The following story was written by a University of Missouri student as part of the 2010 Sonja Hillgren/Farm Journal Ag Journalism Field Reporting Institute. Learn more.
By Leif Kothe
The storage units of Produce Row, just north of downtown St. Louis, are a labyrinth of shifting temperatures and changing scents. The room with tomatoes is a comfortable 55 degrees, while the room with lettuce and carrots is a frigid 34.
In a unit somewhere between these extremes, Tom Butchart tears open one of the many brown boxes. He pulls out a trio of tawny butternut squashes. They are virtually identical.
"Consistency and uniformity," said Butchart, director of sales at Ole Tyme Produce Inc., a longtime Produce Row wholesaler. "Restaurants care about presentation, and these are the things they’re looking for."
Ole Tyme’s drive for crop uniformity represents a relatively new priority for the company, which constantly has to adapt to the demands of an ever-changing, hyper-competitive produce distribution market.
Change and competition are nothing new to Joan Daleo, president of Ole Tyme, whose family has owned and operated the business since her father started it in 1973. The business has been a staple of Produce Row ever since it moved there in 1985.
But as Ole Tyme seeks continued growth, the biggest change of all may be necessary for the company. Ole Tyme may be leaving Produce Row.
In pursuit of what Joan Daleo calls a "sustainable size" for her business, she believes a change of location could improve operations.
"In order to continue to grow, we have to ratchet up our efficiencies," Daleo said.
Growth also necessitates space — which is limited at Produce Row, she said.

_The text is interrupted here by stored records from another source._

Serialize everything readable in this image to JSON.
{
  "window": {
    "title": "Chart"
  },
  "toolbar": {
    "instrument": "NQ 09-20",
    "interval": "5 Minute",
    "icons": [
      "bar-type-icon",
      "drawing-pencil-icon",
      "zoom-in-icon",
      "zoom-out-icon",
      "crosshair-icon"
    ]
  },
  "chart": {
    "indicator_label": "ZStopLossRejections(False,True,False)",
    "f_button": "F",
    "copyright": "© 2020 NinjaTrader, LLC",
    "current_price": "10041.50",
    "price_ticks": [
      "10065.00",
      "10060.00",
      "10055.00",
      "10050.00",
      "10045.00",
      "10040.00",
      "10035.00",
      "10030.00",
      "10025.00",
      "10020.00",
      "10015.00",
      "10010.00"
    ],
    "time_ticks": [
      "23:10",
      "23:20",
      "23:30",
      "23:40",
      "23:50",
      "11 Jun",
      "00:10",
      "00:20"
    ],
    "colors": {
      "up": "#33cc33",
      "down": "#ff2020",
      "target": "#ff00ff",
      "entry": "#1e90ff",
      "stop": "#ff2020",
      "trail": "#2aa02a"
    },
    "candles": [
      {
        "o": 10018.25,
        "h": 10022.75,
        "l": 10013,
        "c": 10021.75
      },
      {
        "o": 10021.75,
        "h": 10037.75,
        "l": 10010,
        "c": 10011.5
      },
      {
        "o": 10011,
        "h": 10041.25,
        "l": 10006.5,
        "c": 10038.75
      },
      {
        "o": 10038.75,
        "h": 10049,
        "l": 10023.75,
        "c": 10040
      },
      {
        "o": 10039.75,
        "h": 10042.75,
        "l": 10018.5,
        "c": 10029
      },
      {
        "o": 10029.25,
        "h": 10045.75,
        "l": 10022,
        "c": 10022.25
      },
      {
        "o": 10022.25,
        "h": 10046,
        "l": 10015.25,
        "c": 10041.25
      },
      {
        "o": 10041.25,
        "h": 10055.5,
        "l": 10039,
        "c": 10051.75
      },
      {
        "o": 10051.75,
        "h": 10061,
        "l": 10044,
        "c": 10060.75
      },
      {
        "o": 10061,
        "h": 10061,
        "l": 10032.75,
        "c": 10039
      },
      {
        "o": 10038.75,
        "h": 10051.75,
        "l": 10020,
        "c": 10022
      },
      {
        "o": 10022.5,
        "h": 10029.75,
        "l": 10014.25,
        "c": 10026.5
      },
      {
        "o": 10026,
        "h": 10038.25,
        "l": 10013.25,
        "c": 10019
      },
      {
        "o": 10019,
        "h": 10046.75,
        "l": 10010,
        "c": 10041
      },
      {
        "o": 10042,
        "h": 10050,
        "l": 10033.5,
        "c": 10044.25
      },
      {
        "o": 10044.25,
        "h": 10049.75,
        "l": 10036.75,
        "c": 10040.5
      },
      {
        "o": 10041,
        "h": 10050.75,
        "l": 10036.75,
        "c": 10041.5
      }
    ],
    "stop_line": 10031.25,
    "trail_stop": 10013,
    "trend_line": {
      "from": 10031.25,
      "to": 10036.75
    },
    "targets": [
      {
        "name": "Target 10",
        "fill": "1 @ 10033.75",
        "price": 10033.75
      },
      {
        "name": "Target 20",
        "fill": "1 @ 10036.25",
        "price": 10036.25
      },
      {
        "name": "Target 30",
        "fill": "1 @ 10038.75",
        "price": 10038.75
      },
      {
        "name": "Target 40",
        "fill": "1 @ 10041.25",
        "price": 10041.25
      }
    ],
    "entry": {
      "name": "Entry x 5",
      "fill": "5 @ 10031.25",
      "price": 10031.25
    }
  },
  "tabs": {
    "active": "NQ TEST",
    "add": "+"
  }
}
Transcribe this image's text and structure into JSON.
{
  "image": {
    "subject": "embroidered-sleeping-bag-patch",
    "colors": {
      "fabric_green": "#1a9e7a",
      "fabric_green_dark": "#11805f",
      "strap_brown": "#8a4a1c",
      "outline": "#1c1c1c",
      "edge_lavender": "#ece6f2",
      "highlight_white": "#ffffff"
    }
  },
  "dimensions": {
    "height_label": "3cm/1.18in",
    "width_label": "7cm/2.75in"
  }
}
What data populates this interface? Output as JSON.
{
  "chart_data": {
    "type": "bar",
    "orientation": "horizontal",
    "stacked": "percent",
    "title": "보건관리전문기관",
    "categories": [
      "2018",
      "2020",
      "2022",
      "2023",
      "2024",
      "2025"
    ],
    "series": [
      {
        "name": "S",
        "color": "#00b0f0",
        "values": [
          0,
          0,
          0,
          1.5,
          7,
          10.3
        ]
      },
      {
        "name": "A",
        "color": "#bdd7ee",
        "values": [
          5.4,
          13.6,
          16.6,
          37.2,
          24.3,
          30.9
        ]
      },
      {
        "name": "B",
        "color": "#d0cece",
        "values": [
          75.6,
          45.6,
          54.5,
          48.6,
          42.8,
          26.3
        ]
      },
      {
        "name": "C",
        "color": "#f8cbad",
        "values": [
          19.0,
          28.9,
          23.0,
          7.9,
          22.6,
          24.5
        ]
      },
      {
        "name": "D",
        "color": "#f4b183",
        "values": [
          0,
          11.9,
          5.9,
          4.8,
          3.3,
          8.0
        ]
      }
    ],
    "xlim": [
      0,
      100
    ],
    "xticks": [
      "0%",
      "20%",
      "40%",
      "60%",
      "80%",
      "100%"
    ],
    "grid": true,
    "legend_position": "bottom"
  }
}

"There are established dimensions here," Daleo said. "There’s no real way to alter it."
Technological advancements may have surpassed Ole Tyme’s current location.
For example, Produce Row "wasn’t built with the idea of the modern floor jack in mind," Daleo said. "When it was built in the 1950s, everything was done by hand."
With a new location, Daleo envisions many improvements that are difficult to employ at Produce Row, such as sealed floors, galvanized racking, wider aisles and better, more efficient cooling systems that will improve food safety. She also wants to see more organized product movement within the building. Currently, the produce comes in and out of Ole Tyme through the same portal.
"We could have much better flow and less cross-traffic if our produce goes to storage and then out that end of the building," Daleo said, referring to the storage room area in the back of the building Daleo said she worries about the labor market in St. Louis.
"We don’t have a huge labor base in the city," she said. "A move elsewhere could have the benefit of attracting more employees."
Despite such concerns, Daleo said Ole Tyme will probably not move outside the Interstate 270 ring, an expressway loop encircling St. Louis.
Although Daleo wants to move, other distributors are content to stay. Jeff Moore, vice president of sales at Tom Lange Company Midwest, believes Produce Row is still a viable locus of distribution.
"Over the years there’s been lots of upgrades," Moore said. "They’ve made improvements in efficiencies to operations, particularly with the food safety improvements."
Matt Galucia, a controller at a Produce Row distribution company that he prefers remain anonymous, acknowledges the improvements at Produce Row. But he admits the facilities are "getting a bit old now."
Galucia does not see major problems with efficiency.
"It depends on [a company’s] setup," he said. "If you have the proper setup in the facility, there’s very few problems."
If the move proceeds, Daleo will have to part with a significant portion of Ole Tyme’s history. After all, this is where Joan Daleo went with her father each Sunday morning as a child to help out around the building.
"I would leave every Sunday at 5 or 6 in the morning to go in the truck with dad to Produce Row," Daleo said. "I’d sweep the parking lot, clean the bathrooms, stack fruit, clean the office and paint signs that would say ‘red grapes, two bucks a pound.’ The rain would always wash the writing off the signs, so I’d have to go back over them."
Daleo will always have those childhood memories. But change has been an agent of growth in Ole Tyme’s history.
She is optimistic that the company’s move to a new location will usher in an era of increased prosperity — a phase in Ole Tyme’s history that forges new memories without relinquishing the ones from its past on Produce Row.